An individual, facing impending change, will respond according to the expected impact on his or her values and priorities. Relationships have elements of power. Justice, fairness, and success in terms of your personal values and priorities comes of meeting your expectations. What we value and how we set and pursue priorities, will vary according to what some call our Emotional Intelligence (EI). One indicator of Emotional Intelligence in children is the ability to postpone gratification, which requires comparing near-term with longer-range priorities to choose wisely.

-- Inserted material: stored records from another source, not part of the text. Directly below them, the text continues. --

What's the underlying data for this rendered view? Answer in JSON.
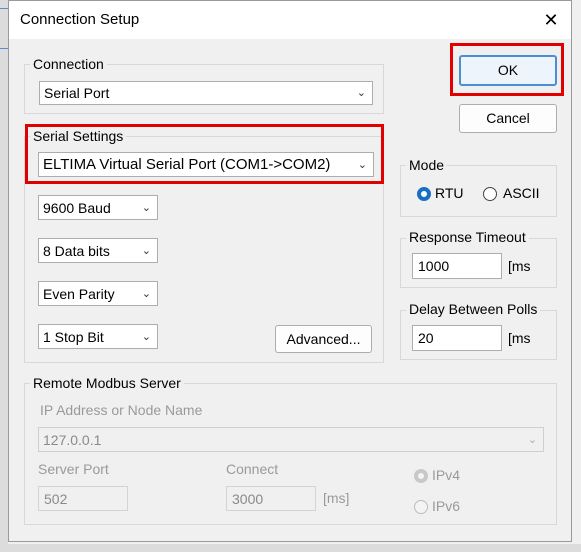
{
  "dialog": {
    "title": "Connection Setup",
    "close_glyph": "✕"
  },
  "connection": {
    "group_label": "Connection",
    "type_value": "Serial Port"
  },
  "buttons": {
    "ok": "OK",
    "cancel": "Cancel",
    "advanced": "Advanced..."
  },
  "serial": {
    "group_label": "Serial Settings",
    "port_value": "ELTIMA Virtual Serial Port (COM1->COM2)",
    "baud_value": "9600 Baud",
    "data_bits_value": "8 Data bits",
    "parity_value": "Even Parity",
    "stop_bits_value": "1 Stop Bit"
  },
  "mode": {
    "group_label": "Mode",
    "options": [
      "RTU",
      "ASCII"
    ],
    "selected": "RTU"
  },
  "response_timeout": {
    "label": "Response Timeout",
    "value": "1000",
    "unit": "[ms"
  },
  "delay_polls": {
    "label": "Delay Between Polls",
    "value": "20",
    "unit": "[ms"
  },
  "remote": {
    "group_label": "Remote Modbus Server",
    "ip_label": "IP Address or Node Name",
    "ip_value": "127.0.0.1",
    "port_label": "Server Port",
    "port_value": "502",
    "connect_label": "Connect",
    "connect_value": "3000",
    "connect_unit": "[ms]",
    "ip_versions": [
      "IPv4",
      "IPv6"
    ],
    "ip_version_selected": "IPv4"
  },
  "icons": {
    "dropdown": "chevron-down-icon",
    "close": "close-icon"
  },
  "colors": {
    "highlight": "#e00000",
    "accent": "#1a6fc4",
    "ok_border": "#4a8fd3"
  }
}
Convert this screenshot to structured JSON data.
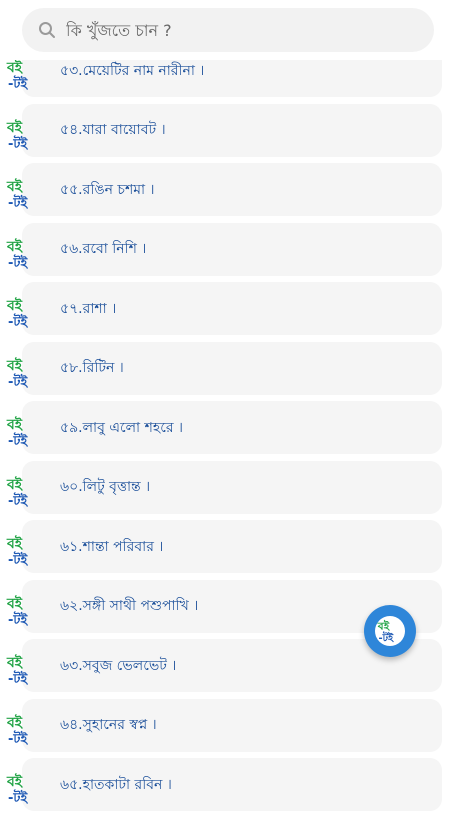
{
  "search": {
    "placeholder": "কি খুঁজতে চান ?"
  },
  "items": [
    {
      "label": "৫৩.মেয়েটির নাম নারীনা ।"
    },
    {
      "label": "৫৪.যারা বায়োবট ।"
    },
    {
      "label": "৫৫.রঙিন চশমা ।"
    },
    {
      "label": "৫৬.রবো নিশি ।"
    },
    {
      "label": "৫৭.রাশা ।"
    },
    {
      "label": "৫৮.রিটিন ।"
    },
    {
      "label": "৫৯.লাবু এলো শহরে ।"
    },
    {
      "label": "৬০.লিটু বৃত্তান্ত ।"
    },
    {
      "label": "৬১.শান্তা পরিবার ।"
    },
    {
      "label": "৬২.সঙ্গী সাথী পশুপাখি ।"
    },
    {
      "label": "৬৩.সবুজ ভেলভেট ।"
    },
    {
      "label": "৬৪.সুহানের স্বপ্ন ।"
    },
    {
      "label": "৬৫.হাতকাটা রবিন ।"
    }
  ],
  "logo_text": {
    "top": "বই",
    "bottom": "-টই"
  },
  "colors": {
    "label": "#1a4e99",
    "logo_green": "#23a447",
    "logo_blue": "#1a56b3",
    "fab": "#2e86d9"
  }
}
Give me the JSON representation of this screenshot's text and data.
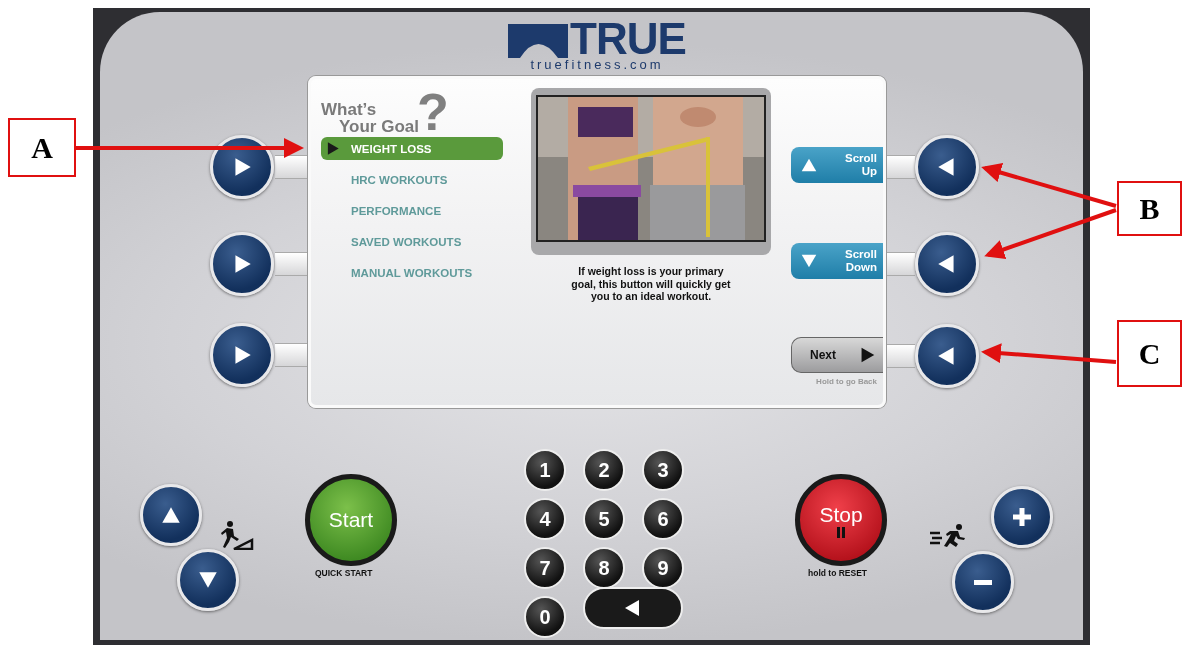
{
  "logo": {
    "brand": "TRUE",
    "url": "truefitness.com"
  },
  "screen": {
    "title_line_1": "What’s",
    "title_line_2": "Your Goal",
    "title_mark": "?",
    "menu": [
      {
        "label": "WEIGHT LOSS",
        "selected": true
      },
      {
        "label": "HRC WORKOUTS",
        "selected": false
      },
      {
        "label": "PERFORMANCE",
        "selected": false
      },
      {
        "label": "SAVED WORKOUTS",
        "selected": false
      },
      {
        "label": "MANUAL WORKOUTS",
        "selected": false
      }
    ],
    "description": "If weight loss is your primary goal, this button will quickly get you to an ideal workout.",
    "buttons": [
      {
        "kind": "up",
        "label_line_1": "Scroll",
        "label_line_2": "Up"
      },
      {
        "kind": "down",
        "label_line_1": "Scroll",
        "label_line_2": "Down"
      },
      {
        "kind": "next",
        "label": "Next",
        "hint": "Hold to go Back"
      }
    ]
  },
  "start": {
    "label": "Start",
    "caption": "QUICK START"
  },
  "keypad": [
    "1",
    "2",
    "3",
    "4",
    "5",
    "6",
    "7",
    "8",
    "9",
    "0"
  ],
  "stop": {
    "label": "Stop",
    "caption": "hold to RESET"
  },
  "annotations": [
    {
      "label": "A"
    },
    {
      "label": "B"
    },
    {
      "label": "C"
    }
  ]
}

Maturity and experience will cause us to consider others when making a choice.
As a concept EI builds on what, in 1920, E.L. Thorndike identified as "social intelligence." Thorndike defined social intelligence as "the ability to understand and manage men and women, boys and girls -- to act wisely in human relations." In the late twentieth century, Goleman added self-awareness to social intelligence and he popularized the notion of teaching EI. While most authors treat EI as a self-help concept, we are concerned here with your ability to achieve success in politics. Josh Freedman wrote: “Emotional intelligence is the inner capacities that let us create optimal relationships with ourselves and others. The skills include using thoughts, feelings, and actions to build self-knowledge, self-management, and self-direction.”
To turn self-awareness into action requires not only that you have empathy for the values and priorities of others but also that you understand your own worldview, values and priorities. Self-awareness extends to a person's understanding of his or her values and priorities. Someone who is highly self-aware knows where he is headed and why; so, for example, he will be able to be firm in turning down a job offer that is tempting financially but does not fit with his principles or long-term priorities. A person who lacks self-awareness is apt to make decisions that bring on inner turmoil by treading on buried values. "The money looked good so I signed on," someone might say two years into a job, "but the work means so little to me that I'm constantly bored." The decisions of self-aware people mesh with their values; consequently, they often find work to be energizing—Daniel Goleman.